The format of resits will be determined by the Board of Examiners
|Oral Presentation||2||M||in-class feedback on presentations|
Assessment Rationale And Relationship
Providing a variety of courseworks enables students to demonstrate a range of skills, both practical and intellectual.
Encouraging students to engage with the literature and/or contemporary media enables them to participate in
seminars in a more meaningful and thoughtful way and embeds learning in a way more likely to be internalised and understood. Spreading the assessment load across the module’s time span is especially helpful in a third-year module, when students are also likely to be undertaking large-scale assessments such as dissertations.
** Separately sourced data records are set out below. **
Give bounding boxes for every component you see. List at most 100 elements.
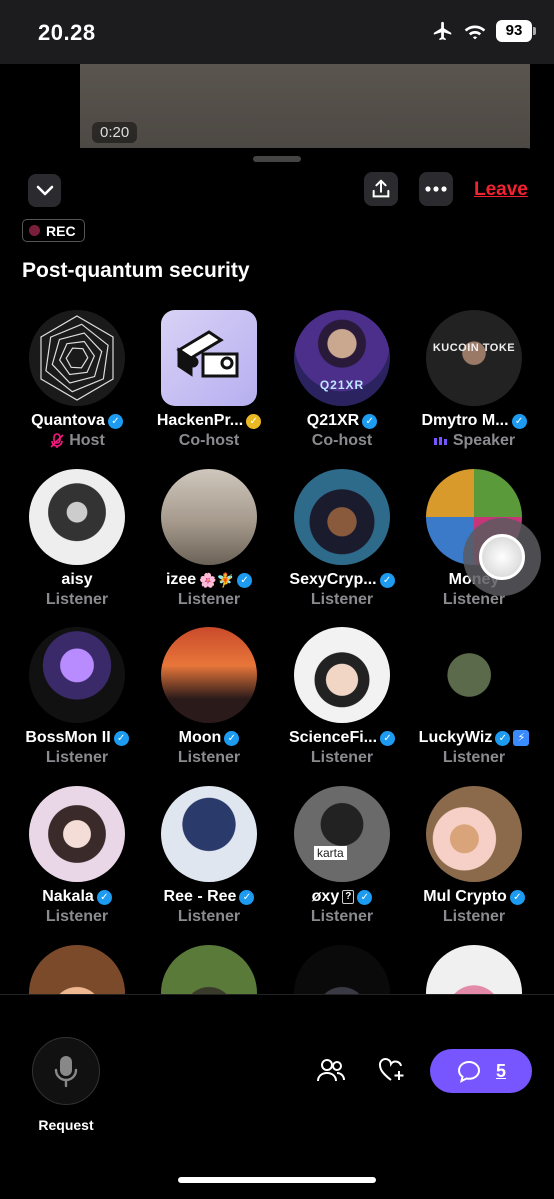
avatar: karta xyxy=(294,786,390,882)
avatar: KUCOIN TOKE xyxy=(426,310,522,406)
collapse-button[interactable] xyxy=(28,174,61,207)
participant[interactable]: ScienceFi... ✓ Listener xyxy=(276,627,408,767)
react-button[interactable] xyxy=(378,1057,406,1088)
comment-icon xyxy=(457,1060,480,1083)
lightning-badge-icon: ⚡ xyxy=(513,730,530,746)
participant-role: Co-host xyxy=(178,432,240,449)
bottom-bar: Request 5 xyxy=(0,994,554,1199)
participant-role: Co-host xyxy=(311,432,373,449)
request-mic-button[interactable] xyxy=(32,1037,100,1105)
assistive-touch-button[interactable] xyxy=(463,518,541,596)
participant-name: HackenPr... xyxy=(156,412,244,429)
verified-badge-icon: ✓ xyxy=(509,889,525,905)
home-indicator[interactable] xyxy=(178,1177,376,1183)
participant-name: aisy xyxy=(61,571,93,588)
participant[interactable]: Ree - Ree ✓ Listener xyxy=(143,786,275,926)
avatar-text: KUCOIN TOKE xyxy=(432,342,516,354)
verified-badge-icon: ✓ xyxy=(511,413,527,429)
participant[interactable]: BossMon II ✓ Listener xyxy=(11,627,143,767)
participant-role: Listener xyxy=(442,749,506,766)
leave-button[interactable]: Leave xyxy=(474,179,528,201)
participant[interactable]: SexyCryp... ✓ Listener xyxy=(276,469,408,609)
avatar xyxy=(426,627,522,723)
participant-role: Listener xyxy=(310,591,374,608)
share-icon xyxy=(372,179,390,198)
participant-name: BossMon II xyxy=(25,729,111,746)
participant[interactable]: Nakala ✓ Listener xyxy=(11,786,143,926)
avatar xyxy=(161,469,257,565)
rec-label: REC xyxy=(46,222,76,239)
participant[interactable]: Quantova ✓ Host xyxy=(11,310,143,450)
participant-name: ScienceFi... xyxy=(288,729,378,746)
avatar xyxy=(29,310,125,406)
participant-name: Quantova xyxy=(31,412,105,429)
participant-role: Listener xyxy=(310,749,374,766)
participant-name: Nakala xyxy=(42,888,94,905)
sheet-grabber[interactable] xyxy=(253,156,301,162)
space-title: Post-quantum security xyxy=(22,259,250,282)
muted-mic-icon xyxy=(50,433,64,448)
participant-role: Listener xyxy=(442,908,506,925)
avatar xyxy=(29,469,125,565)
participant[interactable]: HackenPr... ✓ Co-host xyxy=(143,310,275,450)
status-bar: 20.28 93 xyxy=(0,0,554,64)
people-icon xyxy=(317,1059,345,1082)
verified-badge-icon: ✓ xyxy=(113,730,129,746)
heart-plus-icon xyxy=(379,1058,404,1081)
verified-badge-icon: ✓ xyxy=(237,572,253,588)
participant[interactable]: Q21XR Q21XR ✓ Co-host xyxy=(276,310,408,450)
participant-name: SexyCryp... xyxy=(289,571,377,588)
participant[interactable]: Mul Crypto ✓ Listener xyxy=(408,786,540,926)
avatar xyxy=(294,627,390,723)
participant-name: Mul Crypto xyxy=(423,888,507,905)
participant[interactable]: Moon ✓ Listener xyxy=(143,627,275,767)
verified-badge-icon: ✓ xyxy=(96,889,112,905)
verified-badge-icon: ✓ xyxy=(362,413,378,429)
participant-role: Listener xyxy=(45,591,109,608)
participant-name: Q21XR xyxy=(306,412,360,429)
participant[interactable]: karta øxy? ✓ Listener xyxy=(276,786,408,926)
comments-button[interactable]: 5 xyxy=(430,1049,532,1093)
avatar xyxy=(29,627,125,723)
verified-badge-icon: ✓ xyxy=(495,730,511,746)
verified-badge-icon: ✓ xyxy=(379,572,395,588)
video-timestamp: 0:20 xyxy=(92,122,138,143)
unknown-emoji-icon: ? xyxy=(342,890,355,904)
participant[interactable]: aisy Listener xyxy=(11,469,143,609)
assistive-touch-icon xyxy=(479,534,525,580)
participant-name: Dmytro M... xyxy=(421,412,509,429)
avatar-text: karta xyxy=(314,846,347,860)
participant-name: Moon xyxy=(178,729,222,746)
recording-badge: REC xyxy=(22,219,85,242)
participant-role: Listener xyxy=(177,591,241,608)
wifi-icon xyxy=(464,25,486,40)
avatar xyxy=(29,786,125,882)
avatar xyxy=(426,786,522,882)
more-options-button[interactable] xyxy=(419,172,453,206)
more-dots-icon xyxy=(425,186,447,192)
participant[interactable]: izee 🌸🧚 ✓ Listener xyxy=(143,469,275,609)
avatar xyxy=(161,310,257,406)
status-icons: 93 xyxy=(432,20,536,42)
comment-count: 5 xyxy=(495,1060,506,1081)
verified-gold-badge-icon: ✓ xyxy=(246,413,262,429)
avatar xyxy=(294,469,390,565)
people-button[interactable] xyxy=(316,1057,346,1090)
participant-role: Listener xyxy=(310,908,374,925)
participant-role: Host xyxy=(69,432,105,449)
name-emoji: 🌸🧚 xyxy=(199,571,235,588)
participant-name: izee xyxy=(165,571,197,588)
verified-badge-icon: ✓ xyxy=(224,730,240,746)
microphone-icon xyxy=(54,1056,78,1088)
verified-badge-icon: ✓ xyxy=(107,413,123,429)
record-dot-icon xyxy=(29,225,40,236)
status-time: 20.28 xyxy=(38,20,96,45)
participant-name: LuckyWiz xyxy=(418,729,493,746)
participant-name: Ree - Ree xyxy=(163,888,237,905)
participant[interactable]: KUCOIN TOKE Dmytro M... ✓ Speaker xyxy=(408,310,540,450)
participant[interactable]: LuckyWiz ✓ ⚡ Listener xyxy=(408,627,540,767)
avatar: Q21XR xyxy=(294,310,390,406)
battery-indicator: 93 xyxy=(496,20,536,42)
share-button[interactable] xyxy=(364,172,398,206)
avatar xyxy=(161,627,257,723)
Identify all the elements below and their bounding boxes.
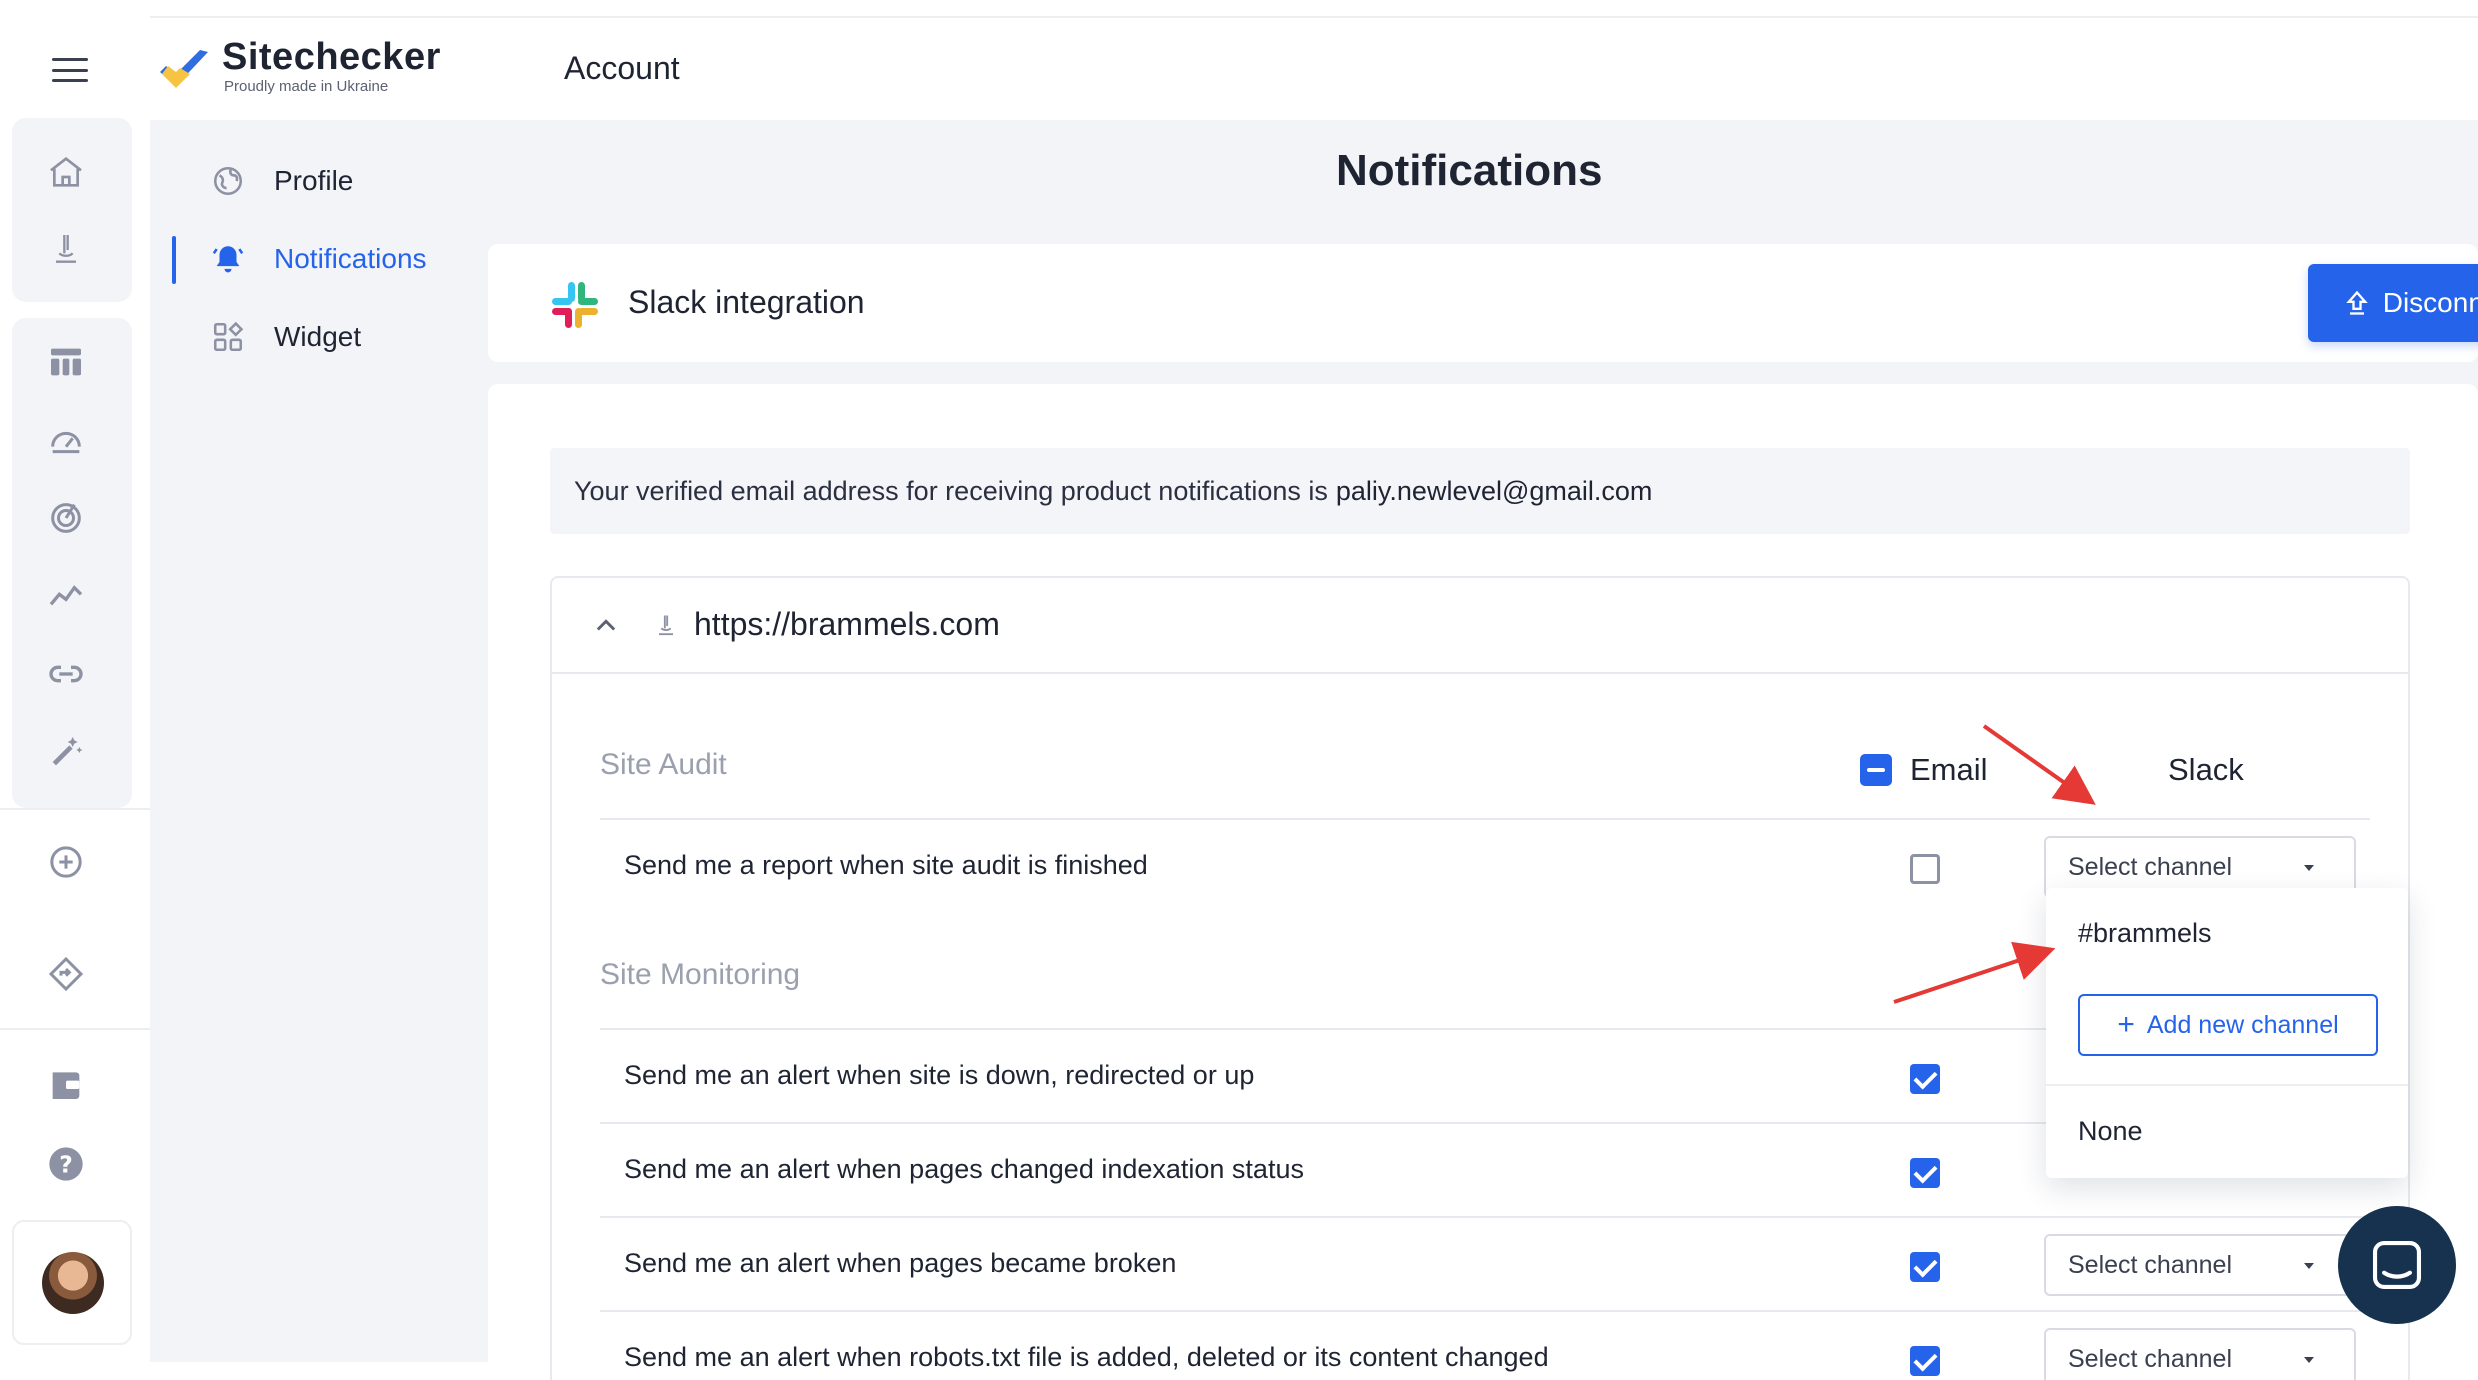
- rail-group-top: [12, 118, 132, 302]
- add-circle-icon[interactable]: [44, 840, 88, 884]
- slack-logo-icon: [552, 282, 598, 328]
- menu-icon[interactable]: [52, 58, 88, 82]
- email-select-all-checkbox[interactable]: [1860, 754, 1892, 786]
- disconnect-button[interactable]: Disconnect: [2308, 264, 2478, 342]
- icon-rail: ?: [0, 0, 150, 1362]
- verified-email: paliy.newlevel@gmail.com: [1335, 475, 1653, 506]
- user-menu[interactable]: [12, 1220, 132, 1345]
- slack-column-header: Slack: [2168, 752, 2244, 787]
- radar-icon[interactable]: [44, 496, 88, 540]
- section-site-audit: Site Audit: [600, 748, 727, 781]
- email-checkbox[interactable]: [1910, 1252, 1940, 1282]
- magic-wand-icon[interactable]: [44, 730, 88, 774]
- slack-integration-card: Slack integration Disconnect: [488, 244, 2478, 362]
- subnav-label: Widget: [274, 321, 362, 352]
- chat-button[interactable]: [2338, 1206, 2456, 1324]
- header: Sitechecker Proudly made in Ukraine Acco…: [150, 20, 2478, 120]
- row-label: Send me an alert when pages became broke…: [624, 1248, 1177, 1278]
- avatar[interactable]: [42, 1252, 104, 1314]
- help-icon[interactable]: ?: [44, 1142, 88, 1186]
- slack-integration-title: Slack integration: [628, 284, 865, 320]
- widget-icon: [210, 319, 246, 355]
- chevron-up-icon[interactable]: [592, 612, 620, 640]
- brand-tagline: Proudly made in Ukraine: [224, 78, 389, 95]
- upload-icon: [2345, 290, 2368, 315]
- select-value: Select channel: [2068, 1250, 2233, 1279]
- subnav-item-notifications[interactable]: Notifications: [210, 234, 427, 284]
- site-favicon-icon: [659, 615, 673, 636]
- caret-down-icon: [2304, 865, 2314, 871]
- directions-icon[interactable]: [44, 952, 88, 996]
- table-row: Send me an alert when robots.txt file is…: [600, 1310, 2370, 1380]
- site-favicon-icon[interactable]: [44, 228, 88, 272]
- plus-icon: +: [2117, 1008, 2135, 1041]
- slack-channel-select[interactable]: Select channel: [2044, 1328, 2356, 1380]
- active-indicator: [172, 236, 176, 284]
- channel-dropdown: #brammels + Add new channel None: [2046, 888, 2408, 1178]
- rail-divider: [0, 808, 150, 810]
- globe-icon: [210, 163, 246, 199]
- chat-icon: [2372, 1240, 2422, 1290]
- brand-name[interactable]: Sitechecker: [222, 36, 441, 79]
- email-column-label: Email: [1910, 752, 1988, 787]
- row-label: Send me an alert when robots.txt file is…: [624, 1342, 1549, 1372]
- section-site-monitoring: Site Monitoring: [600, 958, 801, 991]
- svg-text:?: ?: [59, 1150, 73, 1178]
- dropdown-option-brammels[interactable]: #brammels: [2078, 918, 2212, 949]
- table-icon[interactable]: [44, 340, 88, 384]
- top-border: [150, 0, 2478, 18]
- wallet-icon[interactable]: [44, 1062, 88, 1106]
- slack-channel-select[interactable]: Select channel: [2044, 1234, 2356, 1296]
- email-checkbox[interactable]: [1910, 1346, 1940, 1376]
- caret-down-icon: [2304, 1357, 2314, 1363]
- email-column-header[interactable]: Email: [1860, 752, 1988, 788]
- row-label: Send me an alert when site is down, redi…: [624, 1060, 1255, 1090]
- trend-icon[interactable]: [44, 574, 88, 618]
- select-value: Select channel: [2068, 1344, 2233, 1373]
- select-value: Select channel: [2068, 852, 2233, 881]
- subnav-label: Notifications: [274, 243, 427, 274]
- row-label: Send me an alert when pages changed inde…: [624, 1154, 1304, 1184]
- site-url: https://brammels.com: [694, 606, 1000, 642]
- subnav-item-widget[interactable]: Widget: [210, 312, 361, 362]
- table-row: Send me an alert when pages became broke…: [600, 1216, 2370, 1310]
- add-channel-label: Add new channel: [2146, 1010, 2339, 1039]
- row-label: Send me a report when site audit is fini…: [624, 850, 1148, 880]
- page-title: Notifications: [1336, 146, 1603, 195]
- email-banner-text: Your verified email address for receivin…: [574, 475, 1328, 506]
- email-banner: Your verified email address for receivin…: [550, 448, 2410, 534]
- email-checkbox[interactable]: [1910, 854, 1940, 884]
- email-checkbox[interactable]: [1910, 1064, 1940, 1094]
- add-new-channel-button[interactable]: + Add new channel: [2078, 994, 2378, 1056]
- section-title: Account: [564, 50, 680, 86]
- rail-divider: [0, 1028, 150, 1030]
- notifications-card: Your verified email address for receivin…: [488, 384, 2478, 1380]
- dropdown-divider: [2046, 1084, 2408, 1086]
- caret-down-icon: [2304, 1263, 2314, 1269]
- home-icon[interactable]: [44, 150, 88, 194]
- subnav-item-profile[interactable]: Profile: [210, 156, 353, 206]
- link-icon[interactable]: [44, 652, 88, 696]
- site-panel-header[interactable]: https://brammels.com: [552, 578, 2408, 674]
- bell-icon: [210, 241, 246, 277]
- dropdown-option-none[interactable]: None: [2078, 1116, 2143, 1147]
- speedometer-icon[interactable]: [44, 418, 88, 462]
- subnav-label: Profile: [274, 165, 354, 196]
- disconnect-label: Disconnect: [2382, 287, 2478, 318]
- sitechecker-logo-icon[interactable]: [156, 46, 212, 92]
- email-checkbox[interactable]: [1910, 1158, 1940, 1188]
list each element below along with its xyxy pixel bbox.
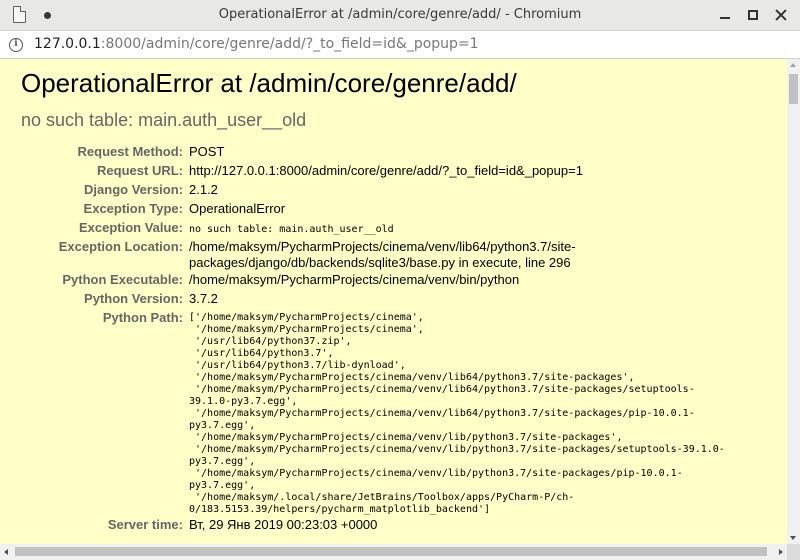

Elaboration of assessment components:
Summative assessment comprises two pieces of coursework and a presentation.
CW1 (30%) - portfolio of short research reports produced on each week’s lecture topic, either summarising one of the week’s readings OR a relevant reading of their own choice OR discussing a relevant media example) – each report to be produced in powerpoint comprising one slide in poster format and uploaded to the module’s blackboard page at least 24 hours before the seminar. At the end of the module, the reports/posters will be composited into ONE document and submitted as ONE piece of coursework. If students present more than once during the module, they can choose which one they want to be assessed.
CW2 (10%) – powerpoint (or similar) presentation of at least one research report to be presented and discussed during one of the weekly seminars.
CW3 (60%) – essay of 2000-2200 words (excluding reference list) – topics to be provided in week 1.